Certainly if unchecked it will lead to serious long-term psychological physical and mental and spiritual deterioration.

I do not believe it is my fault I am an alcoholic I certainly believe it is my fault and my responsibility if I add alcohol to my alcoholic mind.

Lately there has been much in the news magazines, television, the Internet and other media about binge drinking, especially teenage binge drinking.

Some consider binge drinking alcoholism some think it just a pattern that will lead to alcoholism.

There is no doubt it leads to many teenage pregnancies, increases High School dropout rates and most tragic of all, causes thousands of drunk driving related deaths and injuries.

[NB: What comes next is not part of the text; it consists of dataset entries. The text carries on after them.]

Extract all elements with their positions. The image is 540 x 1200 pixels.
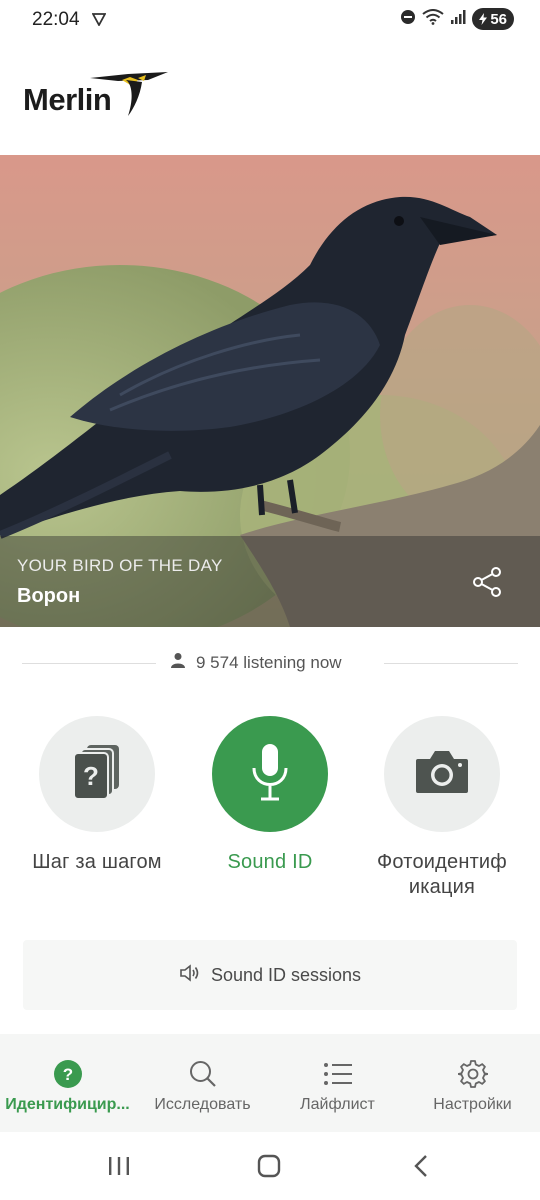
app-header: Merlin	[0, 42, 540, 155]
back-icon[interactable]	[410, 1154, 434, 1183]
cards-question-icon: ?	[71, 743, 123, 806]
step-by-step-button[interactable]: ? Шаг за шагом	[12, 716, 182, 875]
photo-id-circle[interactable]	[384, 716, 500, 832]
person-icon	[170, 652, 186, 673]
camera-icon	[414, 749, 470, 800]
nav-identify-label: Идентифицир...	[5, 1096, 130, 1113]
recent-apps-icon[interactable]	[107, 1154, 131, 1183]
step-by-step-label: Шаг за шагом	[32, 851, 162, 873]
status-icons: 56	[400, 8, 514, 30]
bottom-navigation: ? Идентифицир... Исследовать Лайфлист На…	[0, 1034, 540, 1132]
bird-of-the-day-kicker: YOUR BIRD OF THE DAY	[17, 556, 223, 575]
sound-id-sessions-label: Sound ID sessions	[210, 964, 362, 985]
listening-count: 9 574 listening now	[196, 652, 342, 672]
status-time: 22:04	[32, 9, 80, 30]
list-icon	[270, 1058, 405, 1090]
photo-id-label-line2: икация	[408, 876, 476, 898]
bird-name: Ворон	[17, 585, 81, 607]
listening-now-row: 9 574 listening now	[22, 648, 518, 680]
question-circle-icon: ?	[0, 1058, 135, 1090]
nav-identify[interactable]: ? Идентифицир...	[0, 1058, 135, 1114]
navigation-arrow-icon	[91, 12, 107, 31]
nav-settings[interactable]: Настройки	[405, 1058, 540, 1114]
nav-lifelist-label: Лайфлист	[300, 1096, 375, 1113]
home-icon[interactable]	[257, 1154, 281, 1183]
wifi-icon	[422, 8, 444, 30]
status-bar: 22:04 56	[0, 0, 540, 42]
photo-id-button[interactable]: Фотоидентиф икация	[357, 716, 527, 900]
svg-text:?: ?	[62, 1065, 72, 1084]
search-icon	[135, 1058, 270, 1090]
nav-explore[interactable]: Исследовать	[135, 1058, 270, 1114]
microphone-icon	[250, 742, 290, 807]
nav-lifelist[interactable]: Лайфлист	[270, 1058, 405, 1114]
sound-id-circle[interactable]	[212, 716, 328, 832]
photo-id-label: Фотоидентиф икация	[357, 850, 527, 900]
nav-explore-label: Исследовать	[154, 1096, 251, 1113]
photo-id-label-line1: Фотоидентиф	[377, 851, 507, 873]
gear-icon	[405, 1058, 540, 1090]
svg-text:?: ?	[83, 761, 99, 791]
divider	[22, 663, 156, 664]
listening-now: 9 574 listening now	[170, 652, 342, 673]
signal-icon	[450, 9, 466, 30]
merlin-logo-icon	[88, 68, 170, 127]
do-not-disturb-icon	[400, 9, 416, 30]
battery-level: 56	[490, 10, 507, 28]
battery-icon: 56	[472, 8, 514, 30]
share-icon[interactable]	[470, 564, 506, 600]
divider	[384, 663, 518, 664]
sound-id-label: Sound ID	[227, 851, 313, 873]
system-navigation-bar	[0, 1132, 540, 1200]
sound-id-sessions-button[interactable]: Sound ID sessions	[23, 940, 517, 1010]
speaker-icon	[179, 963, 201, 987]
nav-settings-label: Настройки	[433, 1096, 512, 1113]
sound-id-button[interactable]: Sound ID	[185, 716, 355, 875]
bird-of-the-day-card[interactable]: YOUR BIRD OF THE DAY Ворон	[0, 155, 540, 627]
step-by-step-circle[interactable]: ?	[39, 716, 155, 832]
bird-of-the-day-caption: YOUR BIRD OF THE DAY Ворон	[0, 536, 540, 627]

The national Institute on alcoholism and alcohol abuse has determined that binge drinking consists of five drinks in one day for men four in a day for women.

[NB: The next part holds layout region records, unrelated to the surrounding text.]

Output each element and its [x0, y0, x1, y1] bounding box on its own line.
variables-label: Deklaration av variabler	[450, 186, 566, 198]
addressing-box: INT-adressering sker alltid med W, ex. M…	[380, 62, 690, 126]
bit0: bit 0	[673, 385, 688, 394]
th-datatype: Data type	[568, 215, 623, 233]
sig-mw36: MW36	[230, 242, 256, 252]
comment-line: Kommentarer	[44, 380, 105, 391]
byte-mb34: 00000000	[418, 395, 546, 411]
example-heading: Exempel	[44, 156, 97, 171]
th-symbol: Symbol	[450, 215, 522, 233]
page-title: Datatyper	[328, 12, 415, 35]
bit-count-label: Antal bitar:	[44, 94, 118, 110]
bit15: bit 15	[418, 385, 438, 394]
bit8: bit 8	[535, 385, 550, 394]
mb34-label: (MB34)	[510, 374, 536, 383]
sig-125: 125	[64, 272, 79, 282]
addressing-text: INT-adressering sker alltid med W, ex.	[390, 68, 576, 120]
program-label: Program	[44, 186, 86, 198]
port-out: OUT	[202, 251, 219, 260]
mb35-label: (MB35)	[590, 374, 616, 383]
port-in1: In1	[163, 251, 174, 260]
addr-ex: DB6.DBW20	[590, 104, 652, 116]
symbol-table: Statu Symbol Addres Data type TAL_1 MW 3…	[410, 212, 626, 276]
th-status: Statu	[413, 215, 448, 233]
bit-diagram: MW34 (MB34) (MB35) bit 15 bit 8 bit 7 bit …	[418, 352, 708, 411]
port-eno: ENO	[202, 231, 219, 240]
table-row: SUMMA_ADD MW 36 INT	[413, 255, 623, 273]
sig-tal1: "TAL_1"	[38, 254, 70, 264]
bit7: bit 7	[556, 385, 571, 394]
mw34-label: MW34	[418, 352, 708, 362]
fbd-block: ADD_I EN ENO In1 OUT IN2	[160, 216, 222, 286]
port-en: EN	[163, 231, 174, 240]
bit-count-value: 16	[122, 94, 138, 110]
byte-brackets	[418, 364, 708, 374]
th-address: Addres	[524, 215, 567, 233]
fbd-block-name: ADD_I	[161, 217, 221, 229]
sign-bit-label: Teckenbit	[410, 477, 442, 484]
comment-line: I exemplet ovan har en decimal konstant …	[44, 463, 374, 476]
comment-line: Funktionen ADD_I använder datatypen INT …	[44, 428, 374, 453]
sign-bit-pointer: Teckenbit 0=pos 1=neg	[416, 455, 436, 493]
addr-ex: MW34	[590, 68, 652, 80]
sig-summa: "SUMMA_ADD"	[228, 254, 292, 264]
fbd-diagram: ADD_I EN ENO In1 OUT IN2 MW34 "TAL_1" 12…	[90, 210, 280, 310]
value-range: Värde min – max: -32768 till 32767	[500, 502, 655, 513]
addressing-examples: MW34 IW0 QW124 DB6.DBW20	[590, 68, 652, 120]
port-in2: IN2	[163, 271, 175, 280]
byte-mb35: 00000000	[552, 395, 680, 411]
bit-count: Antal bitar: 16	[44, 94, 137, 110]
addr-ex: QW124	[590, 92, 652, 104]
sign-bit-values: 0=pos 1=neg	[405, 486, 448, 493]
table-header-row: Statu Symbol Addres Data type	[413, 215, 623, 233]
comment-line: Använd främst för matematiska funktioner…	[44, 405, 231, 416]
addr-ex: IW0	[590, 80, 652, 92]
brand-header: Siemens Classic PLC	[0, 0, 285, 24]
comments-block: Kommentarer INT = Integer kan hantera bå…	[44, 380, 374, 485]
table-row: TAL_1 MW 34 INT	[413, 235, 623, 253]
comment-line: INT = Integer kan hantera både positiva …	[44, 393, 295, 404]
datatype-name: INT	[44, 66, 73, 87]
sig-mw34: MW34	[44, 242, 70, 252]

I'm not a scientist and I don't know if that in fact qualifies one as a binge drinker or not. I do know that I frequently had five drinks in one hour. Towards the end five drinks in one day would have been cutting back.

Others I know drank far less and are just as alcoholic as me. How is that? Alcoholism is more a state of mind than a state of body.

Its root is an obsessive thought that supersedes all others, followed by a compulsion as a strong as the compulsion to eat food or drink water when starving.

Craving is as a friend once described it, "like climbing the walls with your teeth." I thank God there is relief and release in prayer. That God can and will stand in the gap for me.

The alcoholic mind will be, without proper supervision flooded with thoughts of alcohol and a craving difficult to explain to those who have never been addicted. Left unchecked these thoughts and cravings will produce actions.

In the end I have found that I must allow God to supervise my thoughts and meditations lest my desire for alcohol turn on me and again destroy my life.